Some courts have said that testamentary capacity is not a memory test, but in a very real way it is exactly that. Memory is a key component. That point was made in a line of historical cases beginning with the 1833 Scottish decision Simpson v. Gardners Trustees[1] which referred to memory as ‘the grand criterion’:

…the grand criterion by which to judge whether [the mind is]… injured or destroyed, is to ascertain the state of the memory. It is memory that affords us all the materials on which to exercise judgment, and to arrive at a conclusion or resolution. Without memory the mind cannot act, and it is the first of the intellectual faculties which fails, where the mind is in a state of decay.

The above passage entered Canadian jurisprudence in the 1914 decision of the Ontario Court of Appeal, Murphy v. Lamphier[2], and has been repeated in subsequent decisions including Pocock v. Pocock[3], Re Davis[4] and Coughlan Estate, (Re)[5].

The emphasis on memory is consistent with the most often quoted test for capacity which is found in Banks v. Goodfellow since that test cannot be satisfied without an ability to recollect one’s assets and heirs.

Despite its importance, memory has never been the only criterion relevant to the capacity to make a will and there are a number of ways in which an individual can lack this capacity without suffering memory problems.
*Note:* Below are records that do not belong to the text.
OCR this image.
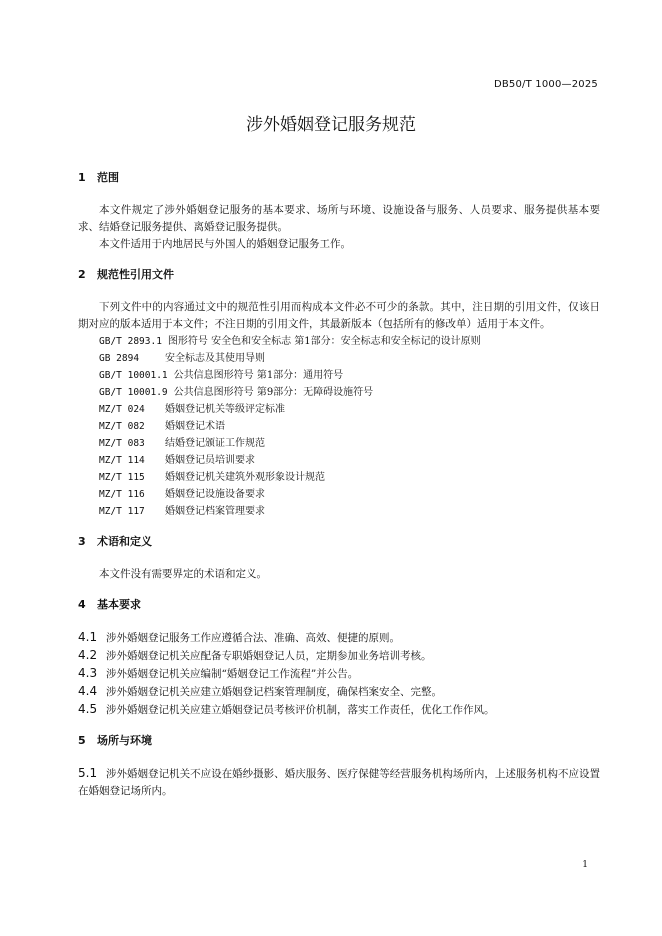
DB50/T 1000—2025
涉外婚姻登记服务规范
1 范围

本文件规定了涉外婚姻登记服务的基本要求、场所与环境、设施设备与服务、人员要求、服务提供基本要求、结婚登记服务提供、离婚登记服务提供。

本文件适用于内地居民与外国人的婚姻登记服务工作。

2 规范性引用文件

下列文件中的内容通过文中的规范性引用而构成本文件必不可少的条款。其中，注日期的引用文件，仅该日期对应的版本适用于本文件；不注日期的引用文件，其最新版本（包括所有的修改单）适用于本文件。

GB/T 2893.1 图形符号 安全色和安全标志 第1部分：安全标志和安全标记的设计原则
GB 2894	安全标志及其使用导则
GB/T 10001.1 公共信息图形符号 第1部分：通用符号
GB/T 10001.9 公共信息图形符号 第9部分：无障碍设施符号
MZ/T 024 婚姻登记机关等级评定标准
MZ/T 082 婚姻登记术语
MZ/T 083 结婚登记颁证工作规范
MZ/T 114 婚姻登记员培训要求
MZ/T 115 婚姻登记机关建筑外观形象设计规范
MZ/T 116 婚姻登记设施设备要求
MZ/T 117 婚姻登记档案管理要求
3 术语和定义

本文件没有需要界定的术语和定义。

4 基本要求
4.1 涉外婚姻登记服务工作应遵循合法、准确、高效、便捷的原则。
4.2 涉外婚姻登记机关应配备专职婚姻登记人员，定期参加业务培训考核。
4.3 涉外婚姻登记机关应编制“婚姻登记工作流程”并公告。
4.4 涉外婚姻登记机关应建立婚姻登记档案管理制度，确保档案安全、完整。
4.5 涉外婚姻登记机关应建立婚姻登记员考核评价机制，落实工作责任，优化工作作风。
5 场所与环境
5.1 涉外婚姻登记机关不应设在婚纱摄影、婚庆服务、医疗保健等经营服务机构场所内，上述服务机构不应设置在婚姻登记场所内。
1
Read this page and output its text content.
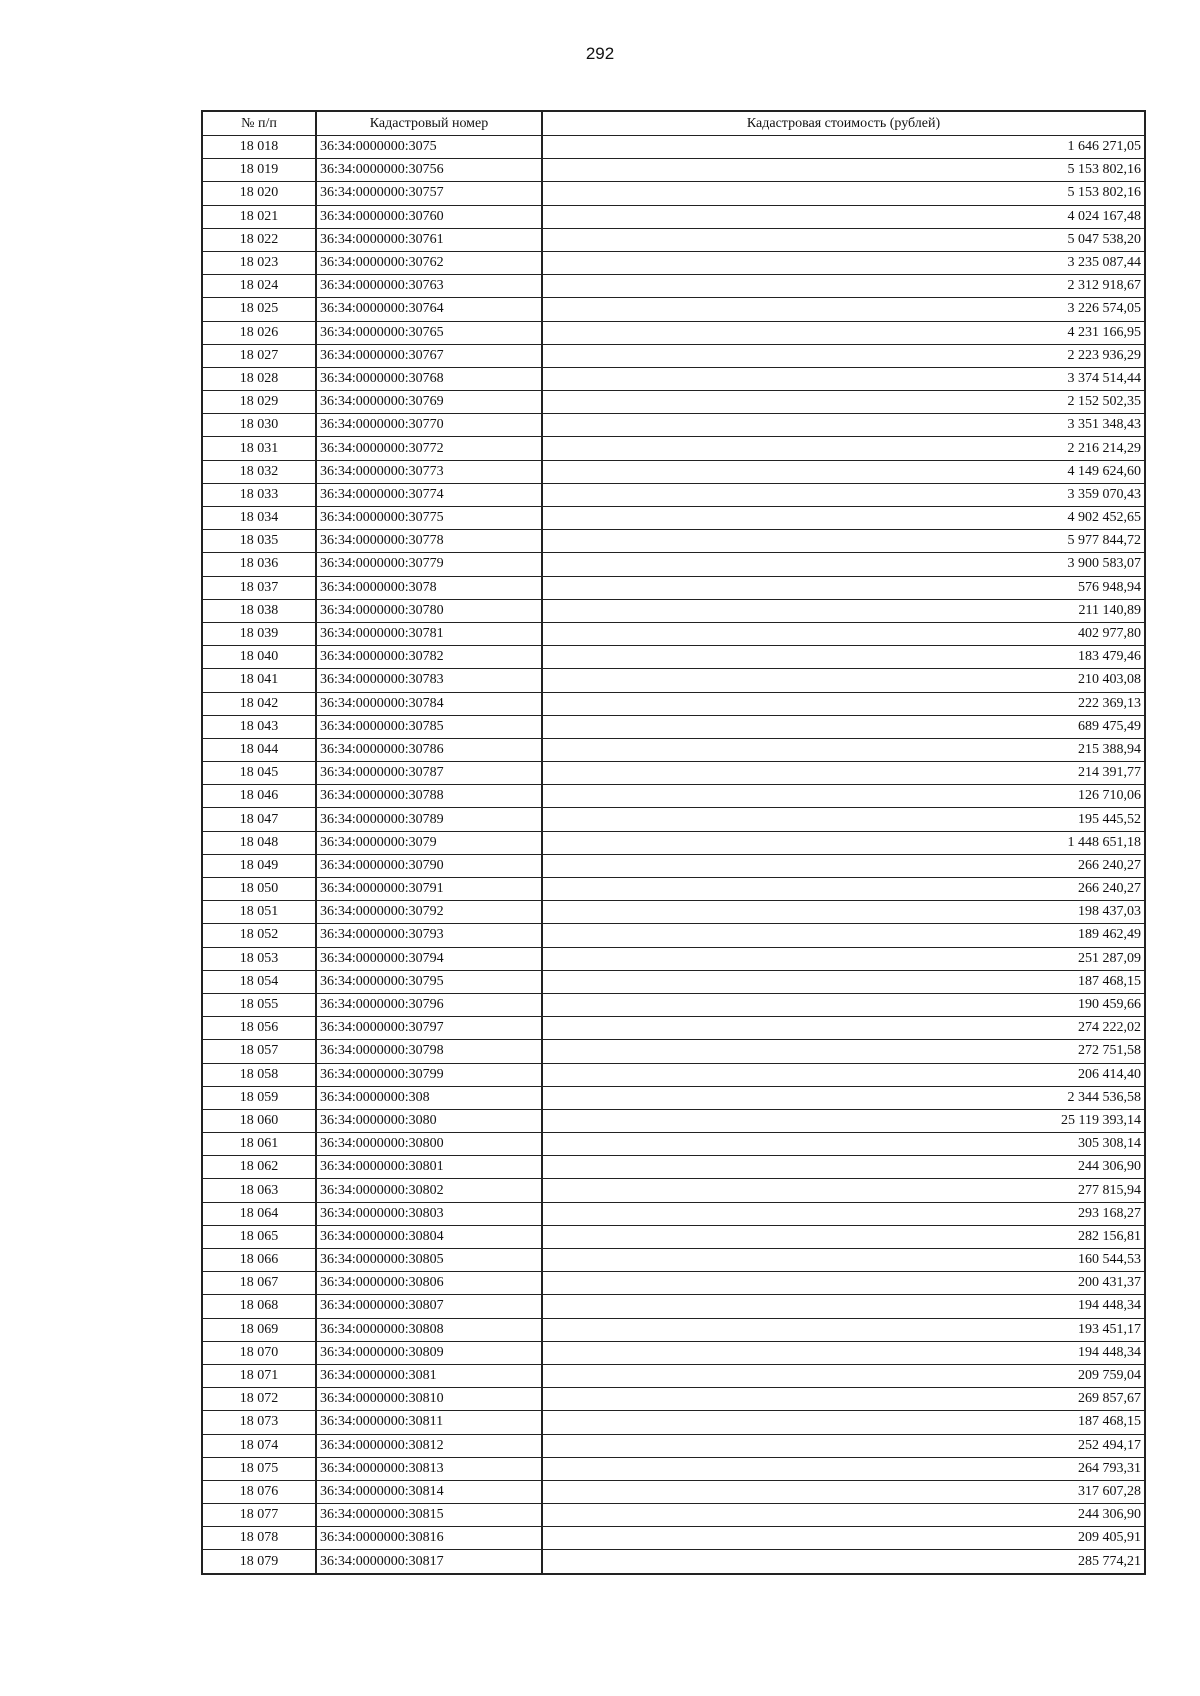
292
№ п/п	Кадастровый номер	Кадастровая стоимость (рублей)
18 018	36:34:0000000:3075	1 646 271,05
18 019	36:34:0000000:30756	5 153 802,16
18 020	36:34:0000000:30757	5 153 802,16
18 021	36:34:0000000:30760	4 024 167,48
18 022	36:34:0000000:30761	5 047 538,20
18 023	36:34:0000000:30762	3 235 087,44
18 024	36:34:0000000:30763	2 312 918,67
18 025	36:34:0000000:30764	3 226 574,05
18 026	36:34:0000000:30765	4 231 166,95
18 027	36:34:0000000:30767	2 223 936,29
18 028	36:34:0000000:30768	3 374 514,44
18 029	36:34:0000000:30769	2 152 502,35
18 030	36:34:0000000:30770	3 351 348,43
18 031	36:34:0000000:30772	2 216 214,29
18 032	36:34:0000000:30773	4 149 624,60
18 033	36:34:0000000:30774	3 359 070,43
18 034	36:34:0000000:30775	4 902 452,65
18 035	36:34:0000000:30778	5 977 844,72
18 036	36:34:0000000:30779	3 900 583,07
18 037	36:34:0000000:3078	576 948,94
18 038	36:34:0000000:30780	211 140,89
18 039	36:34:0000000:30781	402 977,80
18 040	36:34:0000000:30782	183 479,46
18 041	36:34:0000000:30783	210 403,08
18 042	36:34:0000000:30784	222 369,13
18 043	36:34:0000000:30785	689 475,49
18 044	36:34:0000000:30786	215 388,94
18 045	36:34:0000000:30787	214 391,77
18 046	36:34:0000000:30788	126 710,06
18 047	36:34:0000000:30789	195 445,52
18 048	36:34:0000000:3079	1 448 651,18
18 049	36:34:0000000:30790	266 240,27
18 050	36:34:0000000:30791	266 240,27
18 051	36:34:0000000:30792	198 437,03
18 052	36:34:0000000:30793	189 462,49
18 053	36:34:0000000:30794	251 287,09
18 054	36:34:0000000:30795	187 468,15
18 055	36:34:0000000:30796	190 459,66
18 056	36:34:0000000:30797	274 222,02
18 057	36:34:0000000:30798	272 751,58
18 058	36:34:0000000:30799	206 414,40
18 059	36:34:0000000:308	2 344 536,58
18 060	36:34:0000000:3080	25 119 393,14
18 061	36:34:0000000:30800	305 308,14
18 062	36:34:0000000:30801	244 306,90
18 063	36:34:0000000:30802	277 815,94
18 064	36:34:0000000:30803	293 168,27
18 065	36:34:0000000:30804	282 156,81
18 066	36:34:0000000:30805	160 544,53
18 067	36:34:0000000:30806	200 431,37
18 068	36:34:0000000:30807	194 448,34
18 069	36:34:0000000:30808	193 451,17
18 070	36:34:0000000:30809	194 448,34
18 071	36:34:0000000:3081	209 759,04
18 072	36:34:0000000:30810	269 857,67
18 073	36:34:0000000:30811	187 468,15
18 074	36:34:0000000:30812	252 494,17
18 075	36:34:0000000:30813	264 793,31
18 076	36:34:0000000:30814	317 607,28
18 077	36:34:0000000:30815	244 306,90
18 078	36:34:0000000:30816	209 405,91
18 079	36:34:0000000:30817	285 774,21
For example, one may lack capacity due to delusions or disorders of the mind. Further, in order to make a valid will one must be able to know the objects of one’s bounty and this requires both memory and judgment. It is also true that one’s memory does not have to be perfect for a finding of testamentary capacity to be made. Memory remains however the ‘grand criterion’ and is a necessary precondition for a finding of testamentary capacity when a will is challenged.